## Randomizing a Parameter

### Randomizing a Parameter¶

In an earlier chapter we saw that Poissonizing the number of i.i.d. Bernoulli trials has a remarkable effect on the relation between the number of successes and the number of failures. In other situations too, randomizing the parameter of a standard model can affect supposedly well-understood relations between random variables.

In this section we will study one simple example of how randomizing a parameter affects dependence and independence.

### Tossing a Random Coin¶

Suppose I have three coins. Coin 1 lands heads with chance 0.25, Coin 2 with chance 0.5, and Coin 3 with chance 0.75. I pick a coin at random and toss it twice. Let's define some notation:

• $X$ is the label of the coin that I pick.
• $Y$ is the number of heads in the two tosses.

Then $X$ is uniform on $\{1, 2, 3\}$, and given $X$, the conditional distribution of $Y$ is binomial with $n=2$ and $p$ corresponding to the given coin. Here is the joint distribution table for $X$ and $Y$, along with the marginal of $X$.

x = make_array(1, 2, 3)
y = np.arange(3)
def jt(x, y):
if x == 1:
return (1/3)*stats.binom.pmf(y, 2, 0.25)
if x == 2:
return (1/3)*stats.binom.pmf(y, 2, 0.5)
if x == 3:
return (1/3)*stats.binom.pmf(y, 2, 0.75)
dist_tbl = Table().values('X', x, 'Y', y).probability_function(jt)
dist = dist_tbl.toJoint()
dist.marginal('X')

X=1 X=2 X=3
Y=2 0.020833 0.083333 0.187500
Y=1 0.125000 0.166667 0.125000
Y=0 0.187500 0.083333 0.020833
Sum: Marginal of X 0.333333 0.333333 0.333333

And here is the posterior distribution of $X$ given each different value of $Y$:

dist.conditional_dist('X', 'Y')

X=1 X=2 X=3 Sum
Dist. of X | Y=2 0.071429 0.285714 0.642857 1.0
Dist. of X | Y=1 0.300000 0.400000 0.300000 1.0
Dist. of X | Y=0 0.642857 0.285714 0.071429 1.0
Marginal of X 0.333333 0.333333 0.333333 1.0

As we have seen in earlier examples, when the given number of heads is low, the posterior distribution favors the coin that is biased towards tails. When the given number of heads is high, it favors the coin that is biased towards heads.

### Are the Two Tosses Independent?¶

We have always assumed that tosses of a coin are independent of each other. But within that assumption was another assumption, unspoken: we knew which coin we were tossing. That is, the chance of heads $p$ was a fixed number. But now we don't know which coin we are tossing, so we have to be careful.

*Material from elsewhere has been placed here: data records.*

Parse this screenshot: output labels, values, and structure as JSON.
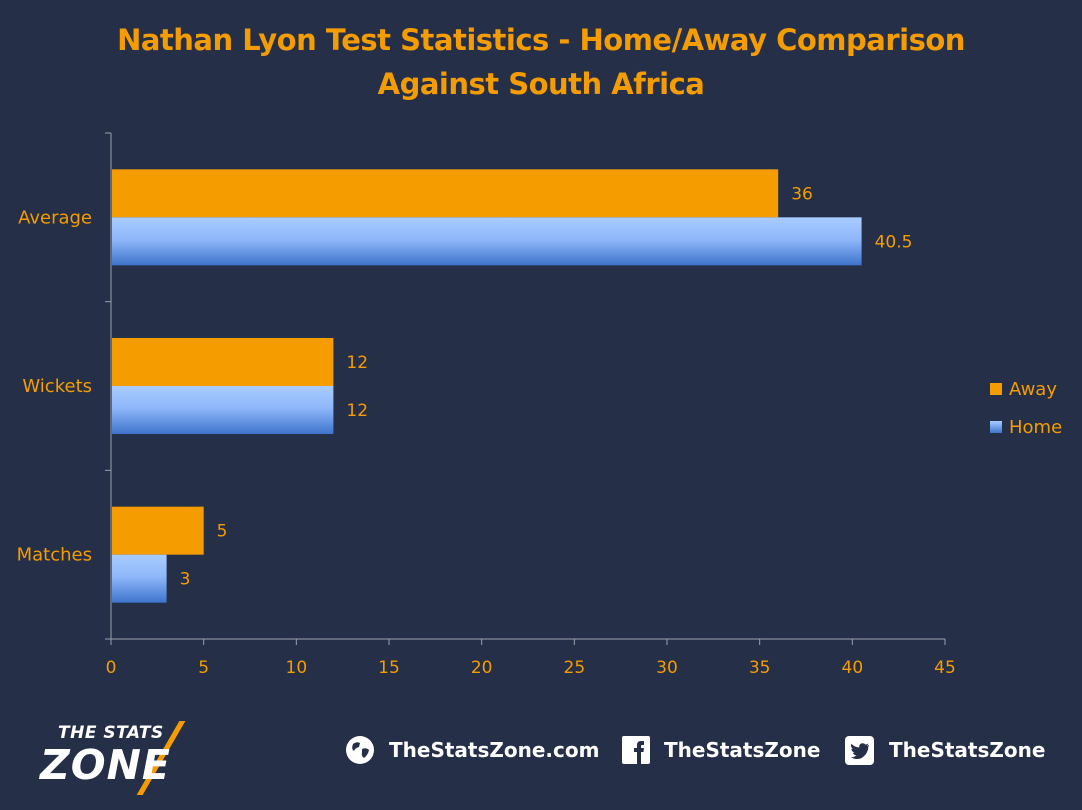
{
  "chart_data": {
    "type": "bar",
    "orientation": "horizontal",
    "title": "Nathan Lyon Test Statistics - Home/Away Comparison",
    "subtitle": "Against South Africa",
    "categories": [
      "Average",
      "Wickets",
      "Matches"
    ],
    "series": [
      {
        "name": "Away",
        "values": [
          36,
          12,
          5
        ],
        "labels": [
          "36",
          "12",
          "5"
        ],
        "color": "#f59c00"
      },
      {
        "name": "Home",
        "values": [
          40.5,
          12,
          3
        ],
        "labels": [
          "40.5",
          "12",
          "3"
        ],
        "color": "#5a8fe0"
      }
    ],
    "xlim": [
      0,
      45
    ],
    "xticks": [
      "0",
      "5",
      "10",
      "15",
      "20",
      "25",
      "30",
      "35",
      "40",
      "45"
    ],
    "grid": false,
    "legend_position": "right"
  },
  "footer": {
    "logo_top": "THE STATS",
    "logo_bottom": "ZONE",
    "website": "TheStatsZone.com",
    "facebook": "TheStatsZone",
    "twitter": "TheStatsZone"
  },
  "icons": {
    "website": "globe-icon",
    "facebook": "facebook-icon",
    "twitter": "twitter-icon"
  },
  "colors": {
    "background": "#252f47",
    "accent": "#f59c00",
    "home_light": "#a4c8ff",
    "home_dark": "#4a7fd6"
  }
}
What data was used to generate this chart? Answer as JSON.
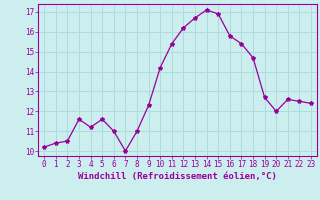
{
  "x": [
    0,
    1,
    2,
    3,
    4,
    5,
    6,
    7,
    8,
    9,
    10,
    11,
    12,
    13,
    14,
    15,
    16,
    17,
    18,
    19,
    20,
    21,
    22,
    23
  ],
  "y": [
    10.2,
    10.4,
    10.5,
    11.6,
    11.2,
    11.6,
    11.0,
    10.0,
    11.0,
    12.3,
    14.2,
    15.4,
    16.2,
    16.7,
    17.1,
    16.9,
    15.8,
    15.4,
    14.7,
    12.7,
    12.0,
    12.6,
    12.5,
    12.4
  ],
  "line_color": "#990099",
  "marker": "*",
  "marker_size": 3,
  "bg_color": "#cceeee",
  "grid_color": "#aadddd",
  "xlabel": "Windchill (Refroidissement éolien,°C)",
  "xlim": [
    -0.5,
    23.5
  ],
  "ylim": [
    9.75,
    17.4
  ],
  "yticks": [
    10,
    11,
    12,
    13,
    14,
    15,
    16,
    17
  ],
  "xticks": [
    0,
    1,
    2,
    3,
    4,
    5,
    6,
    7,
    8,
    9,
    10,
    11,
    12,
    13,
    14,
    15,
    16,
    17,
    18,
    19,
    20,
    21,
    22,
    23
  ],
  "axis_color": "#990099",
  "tick_label_color": "#990099",
  "xlabel_color": "#990099",
  "tick_fontsize": 5.5,
  "xlabel_fontsize": 6.5
}
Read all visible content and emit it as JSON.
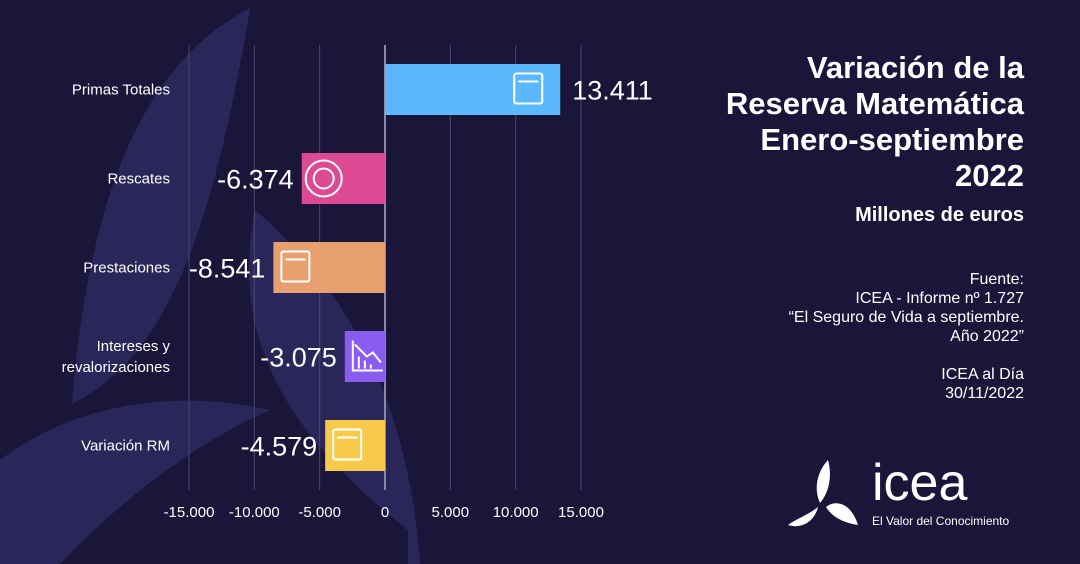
{
  "chart_data": {
    "type": "bar",
    "orientation": "horizontal",
    "categories": [
      "Primas Totales",
      "Rescates",
      "Prestaciones",
      "Intereses y revalorizaciones",
      "Variación RM"
    ],
    "category_lines": [
      [
        "Primas Totales"
      ],
      [
        "Rescates"
      ],
      [
        "Prestaciones"
      ],
      [
        "Intereses y",
        "revalorizaciones"
      ],
      [
        "Variación RM"
      ]
    ],
    "values": [
      13411,
      -6374,
      -8541,
      -3075,
      -4579
    ],
    "data_labels": [
      "13.411",
      "-6.374",
      "-8.541",
      "-3.075",
      "-4.579"
    ],
    "colors": [
      "#5bb8ff",
      "#dc4a94",
      "#e8a070",
      "#8b5cf0",
      "#f8ca4b"
    ],
    "icons": [
      "money-stack-icon",
      "lifebuoy-icon",
      "calculator-coins-icon",
      "declining-chart-icon",
      "safe-icon"
    ],
    "xlim": [
      -15000,
      15000
    ],
    "xticks": [
      -15000,
      -10000,
      -5000,
      0,
      5000,
      10000,
      15000
    ],
    "xtick_labels": [
      "-15.000",
      "-10.000",
      "-5.000",
      "0",
      "5.000",
      "10.000",
      "15.000"
    ],
    "grid": true,
    "title": "Variación de la Reserva Matemática Enero-septiembre 2022",
    "subtitle": "Millones de euros"
  },
  "title_lines": [
    "Variación de la",
    "Reserva Matemática",
    "Enero-septiembre",
    "2022"
  ],
  "subtitle": "Millones de euros",
  "source": {
    "lines": [
      "Fuente:",
      "ICEA - Informe nº 1.727",
      "“El Seguro de Vida a septiembre.",
      "Año 2022”"
    ],
    "publication": "ICEA al Día",
    "date": "30/11/2022"
  },
  "logo": {
    "name": "icea",
    "tagline": "El Valor del Conocimiento"
  },
  "colors": {
    "background": "#19163a",
    "decor": "#2a2659"
  }
}
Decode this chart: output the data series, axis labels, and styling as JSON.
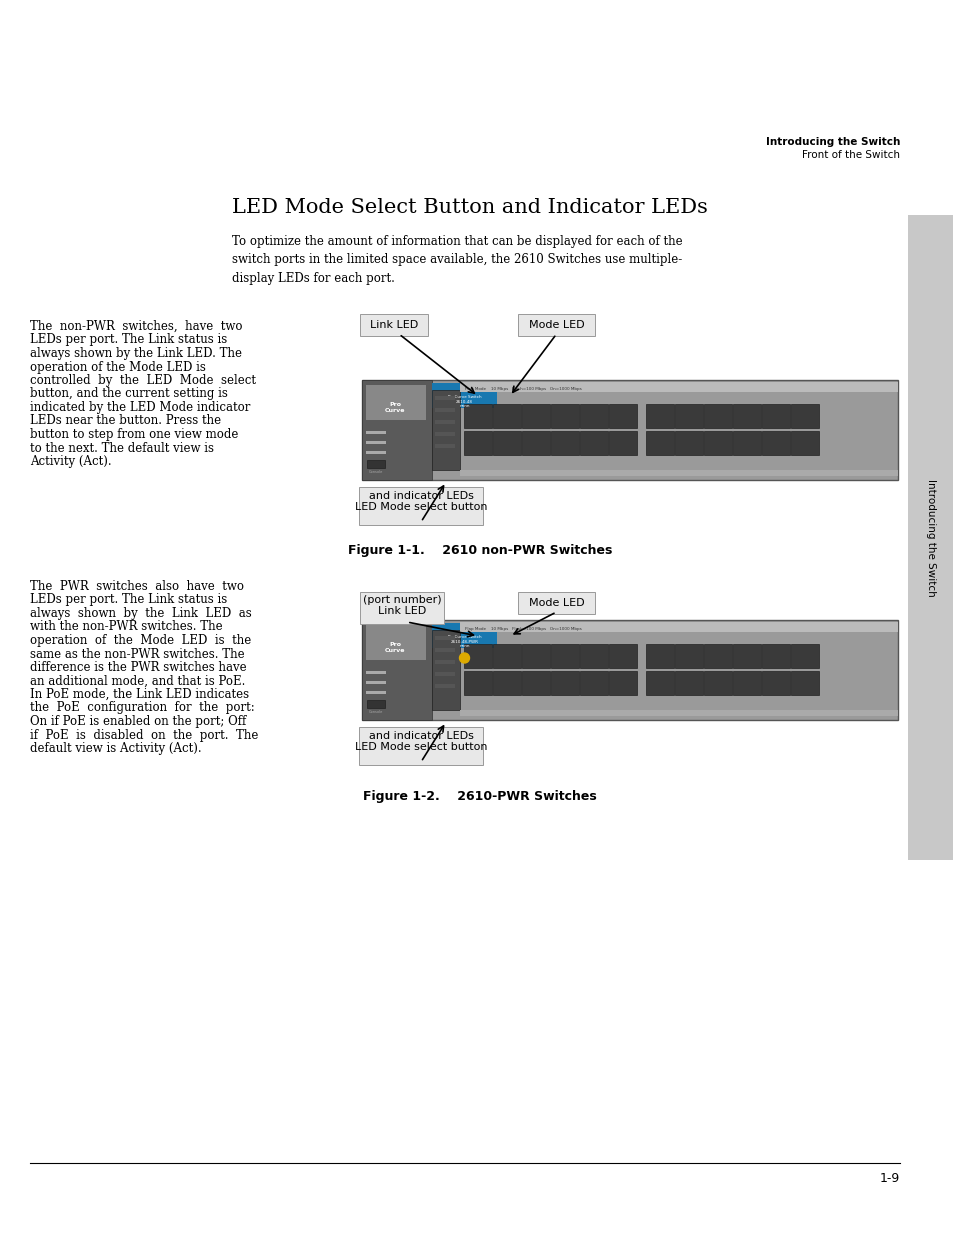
{
  "page_title": "Introducing the Switch",
  "page_subtitle": "Front of the Switch",
  "section_title": "LED Mode Select Button and Indicator LEDs",
  "intro_text": "To optimize the amount of information that can be displayed for each of the\nswitch ports in the limited space available, the 2610 Switches use multiple-\ndisplay LEDs for each port.",
  "sidebar_text": "Introducing the Switch",
  "figure1_caption": "Figure 1-1.    2610 non-PWR Switches",
  "figure2_caption": "Figure 1-2.    2610-PWR Switches",
  "left_text1_lines": [
    "The  non-PWR  switches,  have  two",
    "LEDs per port. The Link status is",
    "always shown by the Link LED. The",
    "operation of the Mode LED is",
    "controlled  by  the  LED  Mode  select",
    "button, and the current setting is",
    "indicated by the LED Mode indicator",
    "LEDs near the button. Press the",
    "button to step from one view mode",
    "to the next. The default view is",
    "Activity (Act)."
  ],
  "left_text2_lines": [
    "The  PWR  switches  also  have  two",
    "LEDs per port. The Link status is",
    "always  shown  by  the  Link  LED  as",
    "with the non-PWR switches. The",
    "operation  of  the  Mode  LED  is  the",
    "same as the non-PWR switches. The",
    "difference is the PWR switches have",
    "an additional mode, and that is PoE.",
    "In PoE mode, the Link LED indicates",
    "the  PoE  configuration  for  the  port:",
    "On if PoE is enabled on the port; Off",
    "if  PoE  is  disabled  on  the  port.  The",
    "default view is Activity (Act)."
  ],
  "label_link_led": "Link LED",
  "label_mode_led": "Mode LED",
  "label_link_led2_line1": "Link LED",
  "label_link_led2_line2": "(port number)",
  "label_led_mode_btn_line1": "LED Mode select button",
  "label_led_mode_btn_line2": "and indicator LEDs",
  "page_number": "1-9",
  "bg_color": "#ffffff",
  "sidebar_bg": "#c8c8c8",
  "text_color": "#000000",
  "switch_body_color": "#9a9a9a",
  "switch_dark_color": "#6a6a6a",
  "switch_darker_color": "#4a4a4a",
  "switch_panel_color": "#5a5a5a",
  "switch_blue_color": "#1878b0",
  "switch_port_color": "#3a3a3a",
  "label_box_bg": "#e8e8e8",
  "label_box_edge": "#999999"
}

Let $H_i$ be the event that Toss $i$ lands heads. Then

$$P(H_1) = \frac{1}{3}\cdot 0.25 ~+~ \frac{1}{3}\cdot 0.5 ~+~ \frac{1}{3}\cdot 0.75 ~=~ 0.5 ~=~ P(H_2)$$

So each toss is equally likely to be heads or tails. Now let's find $P(H_1H_2)$. If the two tosses are independent, our answer shoud be 0.25.

$$P(H_1H_2) = \frac{1}{3}\cdot 0.25^2 ~+~ \frac{1}{3}\cdot 0.5^2 ~+~ \frac{1}{3}\cdot 0.75^2 ~=~ 0.2917 ~ \ne P(H_1)P(H_2)$$
(1/3)*(0.25**2 + 0.5**2 + 0.75**2)

0.29166666666666663

The two tosses are not independent. Because the coin itself is random, knowing the result of Toss 1 tells you something about which coin was picked, and hence affects the probability that Toss 2 lands heads.

$$P(H_2 \mid H_1) = \frac{P(H_1H_2)}{P(H_1)} = \frac{0.2917}{0.5} = 0.5834 > 0.5 = P(H_2)$$

Knowing that the first coin landed heads makes it more likely that Coin 3 was picked, and hence increases the conditional chance that that the second toss will be a head.

This example shows that you have to be careful about how data can affect probabilities. To make justifiable conclusions based on your data, keep assumptions in mind when you calculate probabilities, and use the division rule to update probabilities as more data comes in.